01 février 00:28 2018 Imprimer cet Article

Ligne rouge

 Dans l’Algérie de Bouteflika, il n’y a pas de place au trafic d’influence et à la collusion d’intérêt. Le dangereux mélange des genres sera désormais prohibé, il ne peut y avoir de pouvoir occulte ou de cabinet noir, il y a une seule adresse pour l’exercice du pouvoir en Algérie : le palais présidentiel d’El Mouradia.

En mettant un terme à cette maladresse qu’est le PPP (partenariat public privé), le président  de la République, Abdelaziz Bouteflika a fixé les lignes rouges.

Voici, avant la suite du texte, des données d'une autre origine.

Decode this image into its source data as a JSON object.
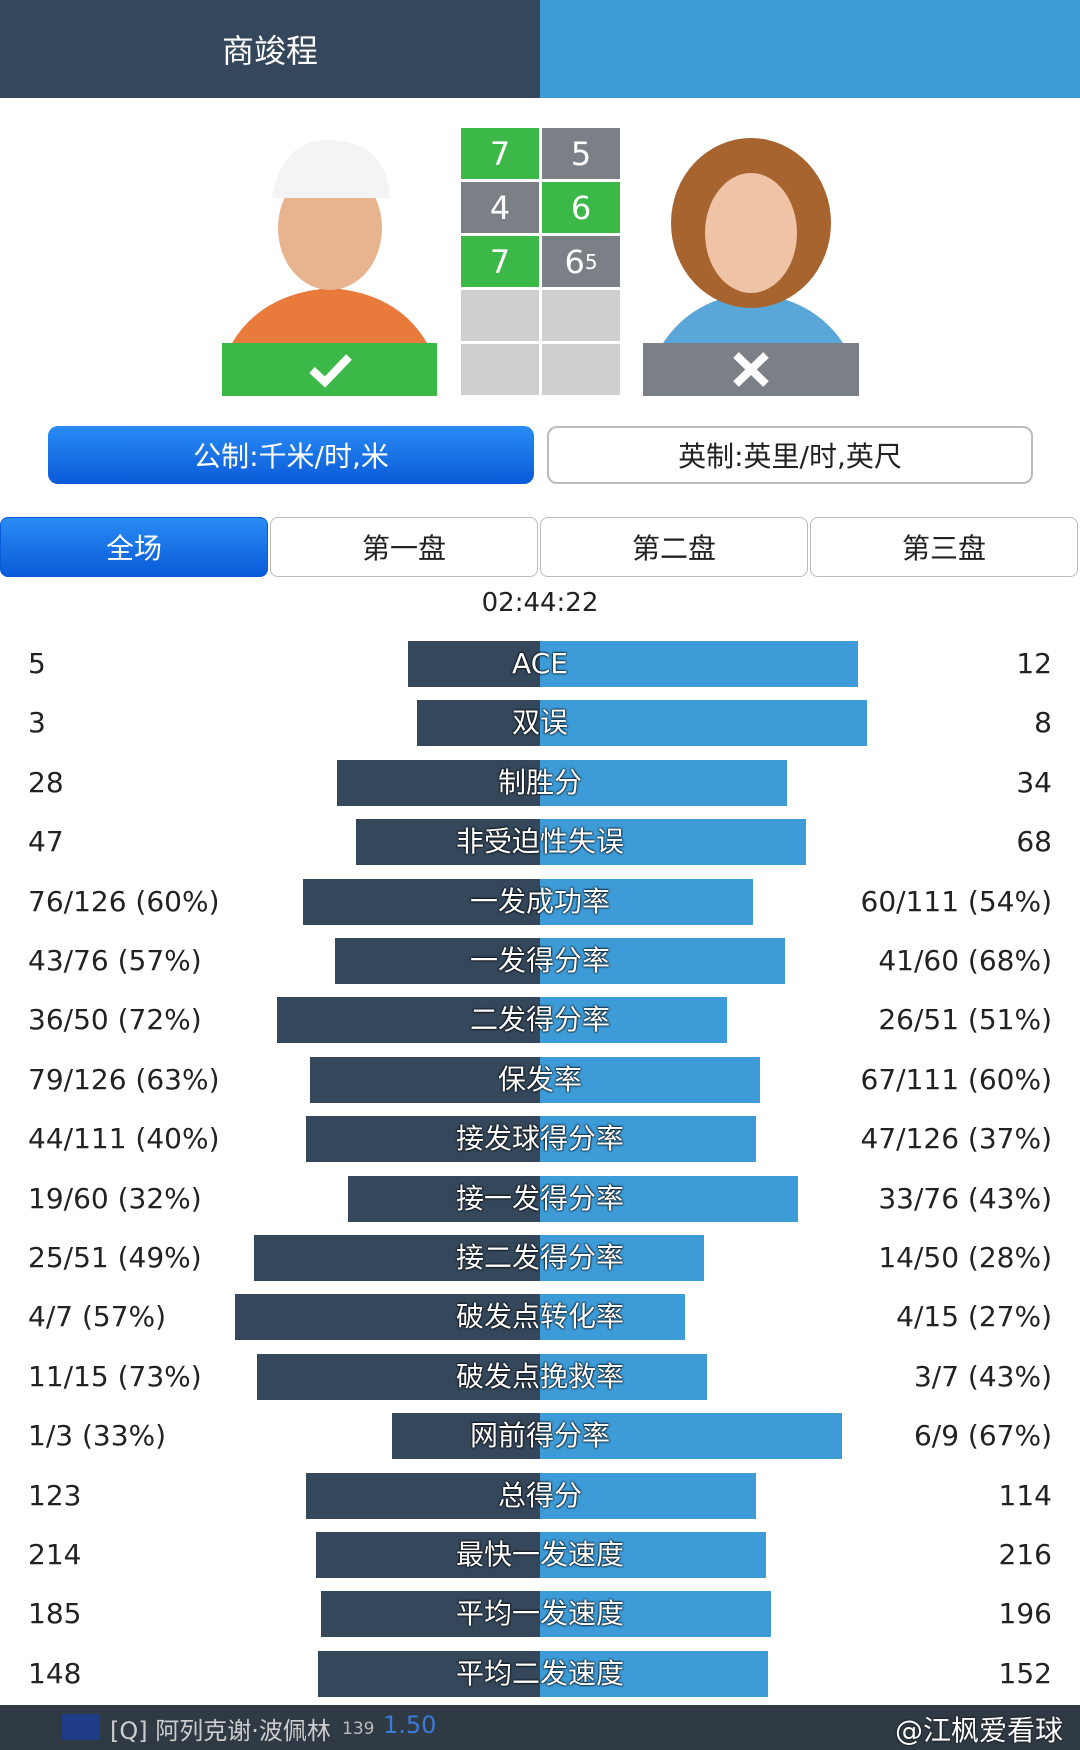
{
  "header": {
    "player_left": "商竣程"
  },
  "score": {
    "sets": [
      {
        "left": "7",
        "right": "5"
      },
      {
        "left": "4",
        "right": "6"
      },
      {
        "left": "7",
        "right": "6",
        "right_tiebreak": "5"
      }
    ]
  },
  "units": [
    "公制:千米/时,米",
    "英制:英里/时,英尺"
  ],
  "tabs": [
    "全场",
    "第一盘",
    "第二盘",
    "第三盘"
  ],
  "duration": "02:44:22",
  "stats": [
    {
      "label": "ACE",
      "left": "5",
      "right": "12"
    },
    {
      "label": "双误",
      "left": "3",
      "right": "8"
    },
    {
      "label": "制胜分",
      "left": "28",
      "right": "34"
    },
    {
      "label": "非受迫性失误",
      "left": "47",
      "right": "68"
    },
    {
      "label": "一发成功率",
      "left": "76/126 (60%)",
      "right": "60/111 (54%)"
    },
    {
      "label": "一发得分率",
      "left": "43/76 (57%)",
      "right": "41/60 (68%)"
    },
    {
      "label": "二发得分率",
      "left": "36/50 (72%)",
      "right": "26/51 (51%)"
    },
    {
      "label": "保发率",
      "left": "79/126 (63%)",
      "right": "67/111 (60%)"
    },
    {
      "label": "接发球得分率",
      "left": "44/111 (40%)",
      "right": "47/126 (37%)"
    },
    {
      "label": "接一发得分率",
      "left": "19/60 (32%)",
      "right": "33/76 (43%)"
    },
    {
      "label": "接二发得分率",
      "left": "25/51 (49%)",
      "right": "14/50 (28%)"
    },
    {
      "label": "破发点转化率",
      "left": "4/7 (57%)",
      "right": "4/15 (27%)"
    },
    {
      "label": "破发点挽救率",
      "left": "11/15 (73%)",
      "right": "3/7 (43%)"
    },
    {
      "label": "网前得分率",
      "left": "1/3 (33%)",
      "right": "6/9 (67%)"
    },
    {
      "label": "总得分",
      "left": "123",
      "right": "114"
    },
    {
      "label": "最快一发速度",
      "left": "214",
      "right": "216"
    },
    {
      "label": "平均一发速度",
      "left": "185",
      "right": "196"
    },
    {
      "label": "平均二发速度",
      "left": "148",
      "right": "152"
    }
  ],
  "footer": {
    "player": "[Q] 阿列克谢·波佩林",
    "rank": "139",
    "odds": "1.50",
    "watermark": "@江枫爱看球"
  }
}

Nul n’est au-dessus des lois de la République algérienne démocratique et populaire.

Le rôle de l’Etat est de fournir un cadre, un contexte économique favorable à la prospérité, de créer les conditions qui permettent aux entrepreneurs d’entreprendre, et par conséquent aux travailleurs de gagner leur vie.

De l’effervescence autour de cet étrange pacte (PPP), on pourrait dire que dans les circonstances de son élaboration, il n’est d’aucune utilité publique, puisqu’il n’en finit pas d’exhumer des questions enfouies, et lourdes.

Désormais, toutes les décisions économiques stratégiques doivent avoir l’aval de la présidence de la République. En recadrant tout ce beau monde, le président Bouteflika a fait exploser  en vol ce pacte, et lessiver tous les gogos qui y ont cru. La ligne rouge ne peut être franchie, le président Bouteflika ne permettra jamais à d’habiles agioteurs d’empocher de spectaculaires et douteuses plus-values sur le dos du peuple.